Four placebo-controlled trials (94 participants) on the effect of aerosolized antibiotics in cystic fibrosis.
The effect on number of admissions was reduced for the macro- management initiatives of (level of evidence for finding in parentheses after initiative): closure of hospitals (II); public health preventative interventions (II); alternatives to hospital (hospital at home for early discharge or terminal care or acute care - high tech) (I); community hospitals - GP beds (II); patient hotels (IV); comprehensive geriatric care (I); home alarm (II); and increased long-term care - improved nursing home care options (II).
The effect on number of admissions was mixed for the macro-management initiative of (level of evidence for finding in parentheses after initiative): home care (I).
The effect on number of admissions was reduced for the micro- management initiatives of (level of evidence for finding in parentheses after initiative): increase skill GP (IV); drug education to GPs and patients (II); hospital outreach services (II); ED-based GPs (I); ED more senior staff (II); provision of social worker in the ED (IV); separate paediatric ED (IV); observation units (II); chest pain units (II); and change hospital reimbursement to prospective funding (I).

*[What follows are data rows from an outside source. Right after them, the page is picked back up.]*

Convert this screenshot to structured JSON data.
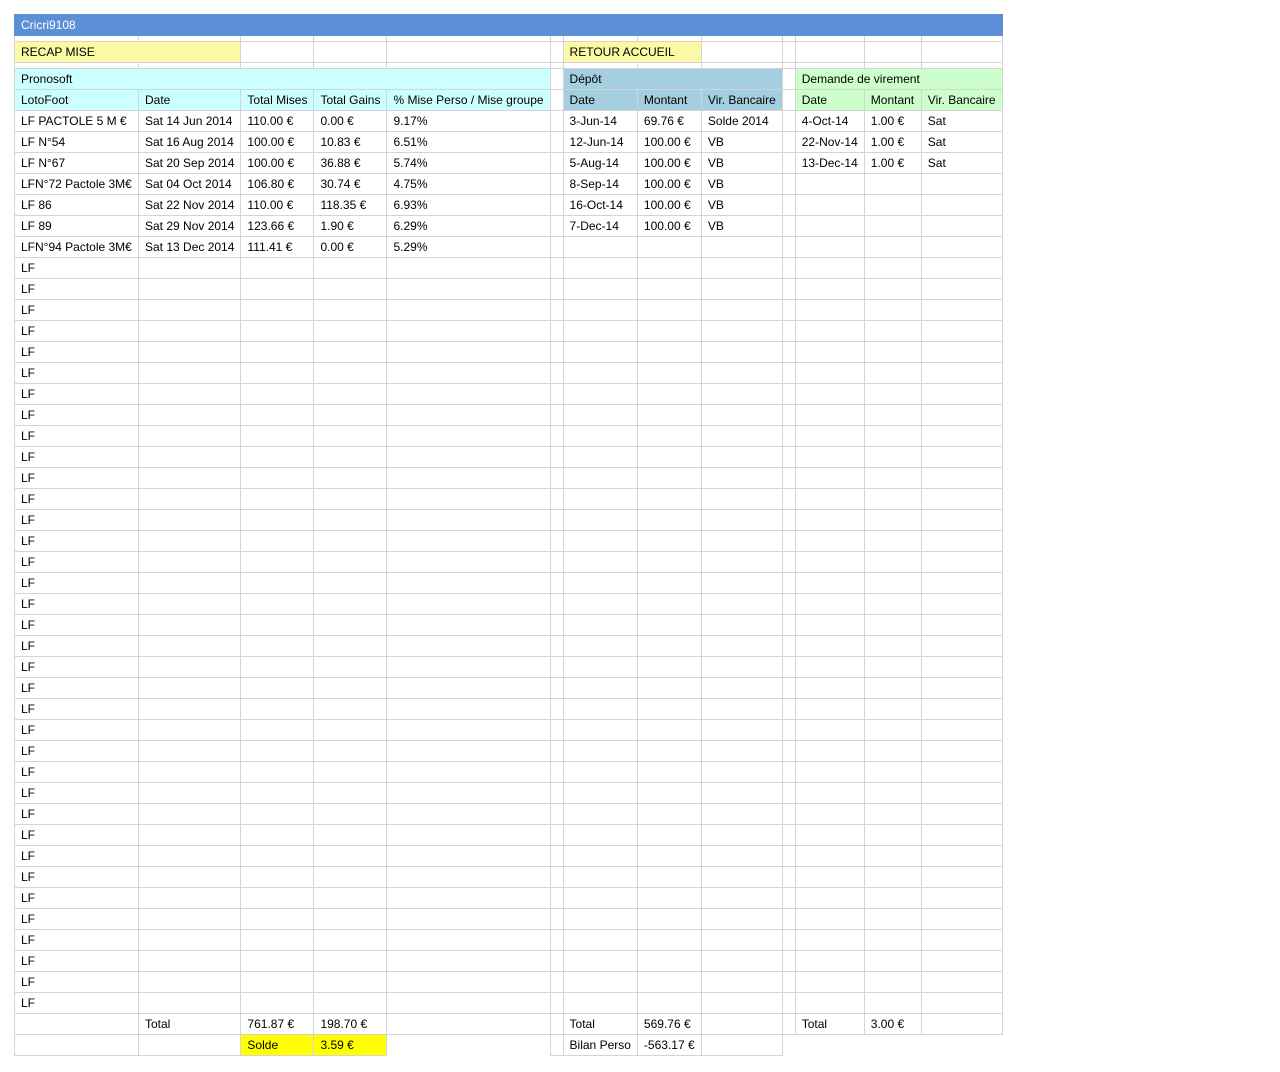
{
  "sheet_title": "Cricri9108",
  "nav": {
    "recap": "RECAP MISE",
    "home": "RETOUR ACCUEIL"
  },
  "pronosoft": {
    "title": "Pronosoft",
    "headers": [
      "LotoFoot",
      "Date",
      "Total Mises",
      "Total Gains",
      "% Mise Perso / Mise groupe"
    ],
    "rows": [
      [
        "LF PACTOLE 5 M €",
        "Sat 14 Jun 2014",
        "110.00 €",
        "0.00 €",
        "9.17%"
      ],
      [
        "LF N°54",
        "Sat 16 Aug 2014",
        "100.00 €",
        "10.83 €",
        "6.51%"
      ],
      [
        "LF N°67",
        "Sat 20 Sep 2014",
        "100.00 €",
        "36.88 €",
        "5.74%"
      ],
      [
        "LFN°72 Pactole 3M€",
        "Sat 04 Oct 2014",
        "106.80 €",
        "30.74 €",
        "4.75%"
      ],
      [
        "LF 86",
        "Sat 22 Nov 2014",
        "110.00 €",
        "118.35 €",
        "6.93%"
      ],
      [
        "LF 89",
        "Sat 29 Nov 2014",
        "123.66 €",
        "1.90 €",
        "6.29%"
      ],
      [
        "LFN°94 Pactole 3M€",
        "Sat 13 Dec 2014",
        "111.41 €",
        "0.00 €",
        "5.29%"
      ]
    ],
    "empty_label": "LF",
    "total_label": "Total",
    "total_mises": "761.87 €",
    "total_gains": "198.70 €",
    "solde_label": "Solde",
    "solde_value": "3.59 €"
  },
  "depot": {
    "title": "Dépôt",
    "headers": [
      "Date",
      "Montant",
      "Vir. Bancaire"
    ],
    "rows": [
      [
        "3-Jun-14",
        "69.76 €",
        "Solde 2014"
      ],
      [
        "12-Jun-14",
        "100.00 €",
        "VB"
      ],
      [
        "5-Aug-14",
        "100.00 €",
        "VB"
      ],
      [
        "8-Sep-14",
        "100.00 €",
        "VB"
      ],
      [
        "16-Oct-14",
        "100.00 €",
        "VB"
      ],
      [
        "7-Dec-14",
        "100.00 €",
        "VB"
      ]
    ],
    "total_label": "Total",
    "total_value": "569.76 €",
    "bilan_label": "Bilan Perso",
    "bilan_value": "-563.17 €"
  },
  "virement": {
    "title": "Demande de virement",
    "headers": [
      "Date",
      "Montant",
      "Vir. Bancaire"
    ],
    "rows": [
      [
        "4-Oct-14",
        "1.00 €",
        "Sat"
      ],
      [
        "22-Nov-14",
        "1.00 €",
        "Sat"
      ],
      [
        "13-Dec-14",
        "1.00 €",
        "Sat"
      ]
    ],
    "total_label": "Total",
    "total_value": "3.00 €"
  },
  "colors": {
    "title_bar": "#5b8fd6",
    "nav_yellow": "#fbf9a6",
    "pronosoft_header": "#ccffff",
    "depot_header": "#a3cfe0",
    "virement_header": "#ccffcc",
    "solde_highlight": "#ffff00"
  }
}
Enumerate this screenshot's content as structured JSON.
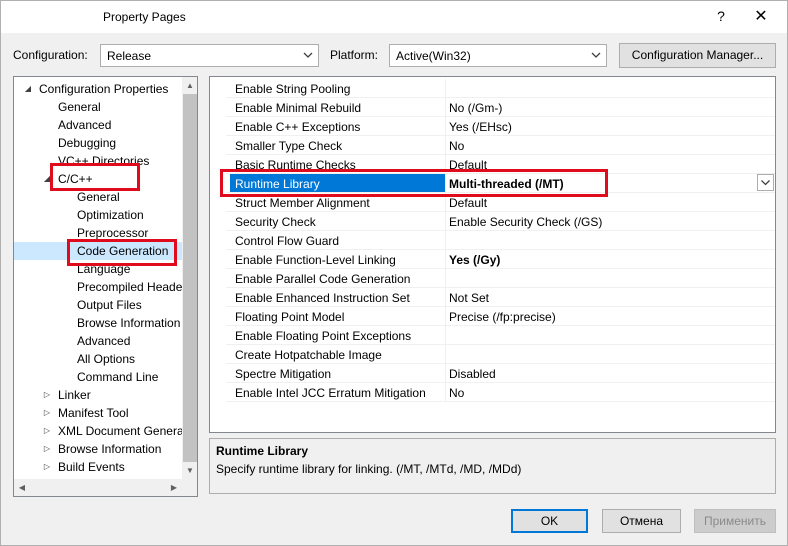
{
  "window": {
    "title": "Property Pages",
    "help_glyph": "?",
    "close_glyph": "✕"
  },
  "toolbar": {
    "configuration_label": "Configuration:",
    "configuration_value": "Release",
    "platform_label": "Platform:",
    "platform_value": "Active(Win32)",
    "config_manager_label": "Configuration Manager..."
  },
  "tree": {
    "items": [
      {
        "label": "Configuration Properties",
        "expander": "open"
      },
      {
        "label": "General"
      },
      {
        "label": "Advanced"
      },
      {
        "label": "Debugging"
      },
      {
        "label": "VC++ Directories"
      },
      {
        "label": "C/C++",
        "expander": "open"
      },
      {
        "label": "General"
      },
      {
        "label": "Optimization"
      },
      {
        "label": "Preprocessor"
      },
      {
        "label": "Code Generation",
        "selected": true
      },
      {
        "label": "Language"
      },
      {
        "label": "Precompiled Heade"
      },
      {
        "label": "Output Files"
      },
      {
        "label": "Browse Information"
      },
      {
        "label": "Advanced"
      },
      {
        "label": "All Options"
      },
      {
        "label": "Command Line"
      },
      {
        "label": "Linker",
        "expander": "closed"
      },
      {
        "label": "Manifest Tool",
        "expander": "closed"
      },
      {
        "label": "XML Document Genera",
        "expander": "closed"
      },
      {
        "label": "Browse Information",
        "expander": "closed"
      },
      {
        "label": "Build Events",
        "expander": "closed"
      }
    ]
  },
  "grid": {
    "rows": [
      {
        "name": "Enable String Pooling",
        "value": ""
      },
      {
        "name": "Enable Minimal Rebuild",
        "value": "No (/Gm-)"
      },
      {
        "name": "Enable C++ Exceptions",
        "value": "Yes (/EHsc)"
      },
      {
        "name": "Smaller Type Check",
        "value": "No"
      },
      {
        "name": "Basic Runtime Checks",
        "value": "Default"
      },
      {
        "name": "Runtime Library",
        "value": "Multi-threaded (/MT)",
        "selected": true,
        "bold": true
      },
      {
        "name": "Struct Member Alignment",
        "value": "Default"
      },
      {
        "name": "Security Check",
        "value": "Enable Security Check (/GS)"
      },
      {
        "name": "Control Flow Guard",
        "value": ""
      },
      {
        "name": "Enable Function-Level Linking",
        "value": "Yes (/Gy)",
        "bold": true
      },
      {
        "name": "Enable Parallel Code Generation",
        "value": ""
      },
      {
        "name": "Enable Enhanced Instruction Set",
        "value": "Not Set"
      },
      {
        "name": "Floating Point Model",
        "value": "Precise (/fp:precise)"
      },
      {
        "name": "Enable Floating Point Exceptions",
        "value": ""
      },
      {
        "name": "Create Hotpatchable Image",
        "value": ""
      },
      {
        "name": "Spectre Mitigation",
        "value": "Disabled"
      },
      {
        "name": "Enable Intel JCC Erratum Mitigation",
        "value": "No"
      }
    ]
  },
  "description": {
    "title": "Runtime Library",
    "text": "Specify runtime library for linking.     (/MT, /MTd, /MD, /MDd)"
  },
  "buttons": {
    "ok": "OK",
    "cancel": "Отмена",
    "apply": "Применить"
  },
  "colors": {
    "selection": "#0078d7",
    "highlight_box": "#e00b1c",
    "tree_selected": "#cce8ff"
  }
}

The effect on number of admissions was mixed for the micro-management initiatives of (level of evidence for finding in parentheses after initiative): primary care - increased access to GPs (I); primary care - change behaviour of GPs (I); and GP-based budget holding (II).
There was no effect on number of admissions for the micro-management initiatives of (level of evidence for finding in parentheses after initiative): outpatient-based individual or group education (I); increased outpatient services (I); or regionalised ED services (III).